The reports that reveal the compromising ties of the Bolivian Government with drug traffickers were made by officers sympathetic to the Morales administration, surprised at the inability of the president to perceive the corruption around him. “The efforts made by our friend and brother Evo to eradicate corruption fall on deaf ears and can be used by the opposition to tarnish his honor,” explained an undercover officer nicknamed Confucius. One of the mentioned documents reveals that Raúl García, father of Vice President Linera and addicted to cocaine, would have influenced the appointment of the Director of Customs of the Viru Viru airport in Santa Cruz de la Sierra, where much of the drug destined to Brazil passes through. “Some Colombian traffickers who claim to have given the Vice President’s father an apartment in Santa Cruz in exchange for protection for certain aircraft to take off say they have evidence of this,” relates one of the confidential reports. Notably, Raúl García died of a heart attack last year.

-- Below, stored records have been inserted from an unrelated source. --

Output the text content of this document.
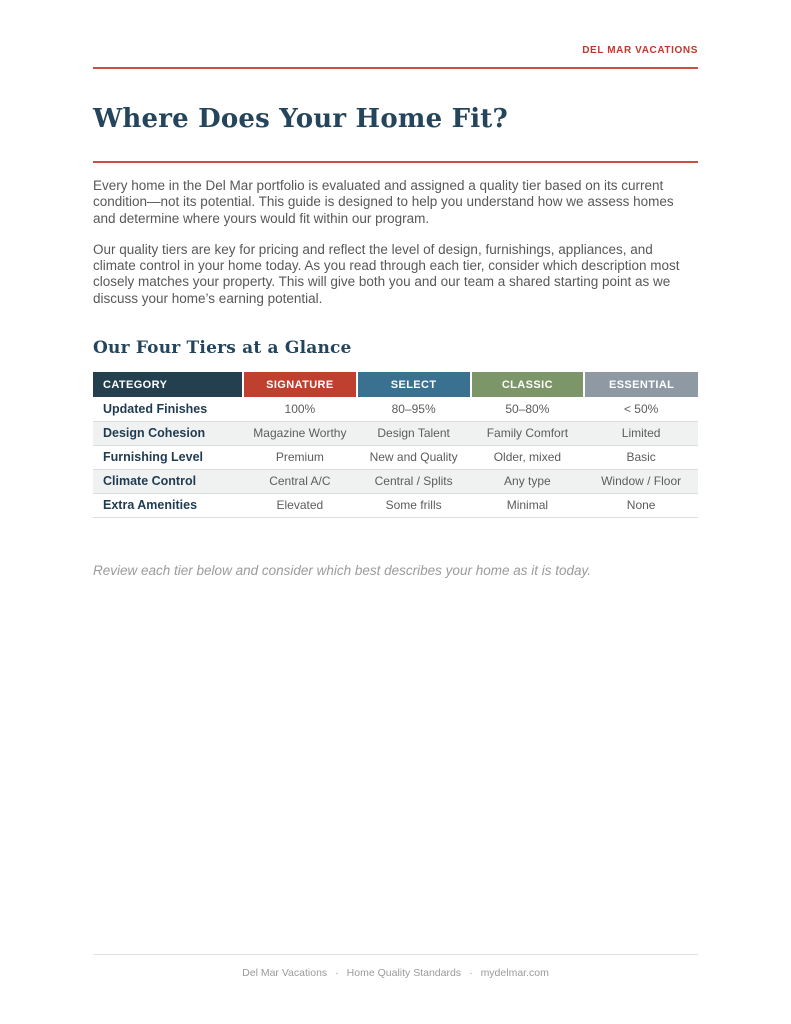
DEL MAR VACATIONS
Where Does Your Home Fit?

Every home in the Del Mar portfolio is evaluated and assigned a quality tier based on its current condition—not its potential. This guide is designed to help you understand how we assess homes and determine where yours would fit within our program.

Our quality tiers are key for pricing and reflect the level of design, furnishings, appliances, and climate control in your home today. As you read through each tier, consider which description most closely matches your property. This will give both you and our team a shared starting point as we discuss your home’s earning potential.

Our Four Tiers at a Glance
CATEGORY	SIGNATURE	SELECT	CLASSIC	ESSENTIAL
Updated Finishes	100%	80–95%	50–80%	< 50%
Design Cohesion	Magazine Worthy	Design Talent	Family Comfort	Limited
Furnishing Level	Premium	New and Quality	Older, mixed	Basic
Climate Control	Central A/C	Central / Splits	Any type	Window / Floor
Extra Amenities	Elevated	Some frills	Minimal	None

Review each tier below and consider which best describes your home as it is today.

Del Mar Vacations · Home Quality Standards · mydelmar.com
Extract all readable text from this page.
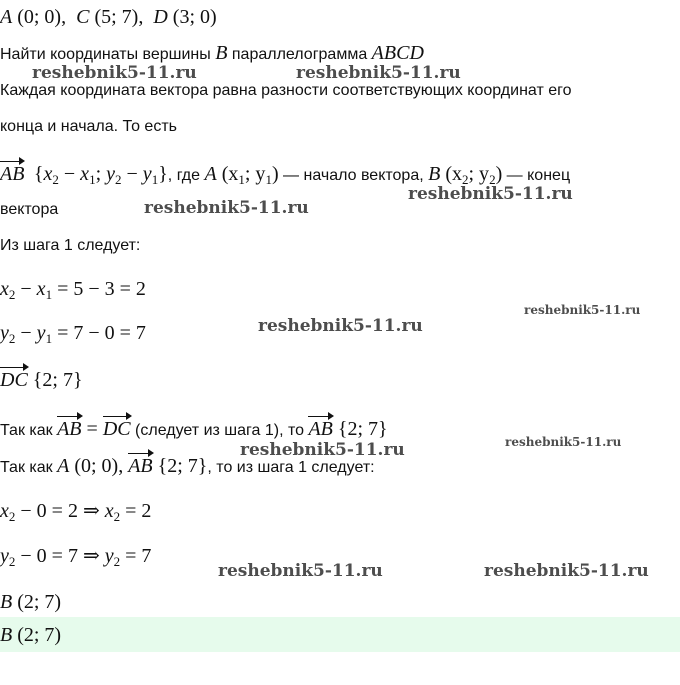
A (0; 0),  C (5; 7),  D (3; 0)
Найти координаты вершины B параллелограмма ABCD
Каждая координата вектора равна разности соответствующих координат его
конца и начала. То есть
AB {$x_2 - x_1$; $y_2 - y_1$}, где A ($x_1$; $y_1$) — начало вектора, B ($x_2$; $y_2$) — конец
вектора
Из шага 1 следует:
$x_2 - x_1 = 5 - 3 = 2$
$y_2 - y_1 = 7 - 0 = 7$
DC {2; 7}
Так как AB = DC (следует из шага 1), то AB {2; 7}
Так как A (0; 0), AB {2; 7}, то из шага 1 следует:
$x_2 - 0 = 2$ ⇒ $x_2 = 2$
$y_2 - 0 = 7$ ⇒ $y_2 = 7$
B (2; 7)
B (2; 7)
reshebnik5-11.ru	reshebnik5-11.ru
reshebnik5-11.ru
reshebnik5-11.ru
reshebnik5-11.ru
reshebnik5-11.ru
reshebnik5-11.ru
reshebnik5-11.ru
reshebnik5-11.ru	reshebnik5-11.ru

“The growing performance of the Brazilian drug traffickers in Bolivia is facilitated by a number of factors which include the possibility of negotiating with members of the government,” said Douglas Farah, an American specializing in the study of the flow of illegal arms and drugs, who analyzed all confidential documents delivered by the MAS politician. So far there is no data that will help clarify if the environment around Evo Morales has been corrupted in isolation or if he would have direct involvement in his administration’s business with the drug traffickers. Until now the president has not recognized anything running improperly or illegally. Since the opposition was presented with such incriminating documents, the authorities have not opened any investigation. Instead, there have been attempts to punish the messengers. Senator Roger Pinto, for example, who in March 2011 had the boldness to take a copy of the report on the meeting between Quintana and Max to the Presidential Palace, among other incriminating reports, was accused of corruption by Morales and ended up receiving political asylum at the Brazilian embassy in La Paz. As of last Friday, he had not yet received the pass from the Bolivian government to be able to board a plane bound for Brazil.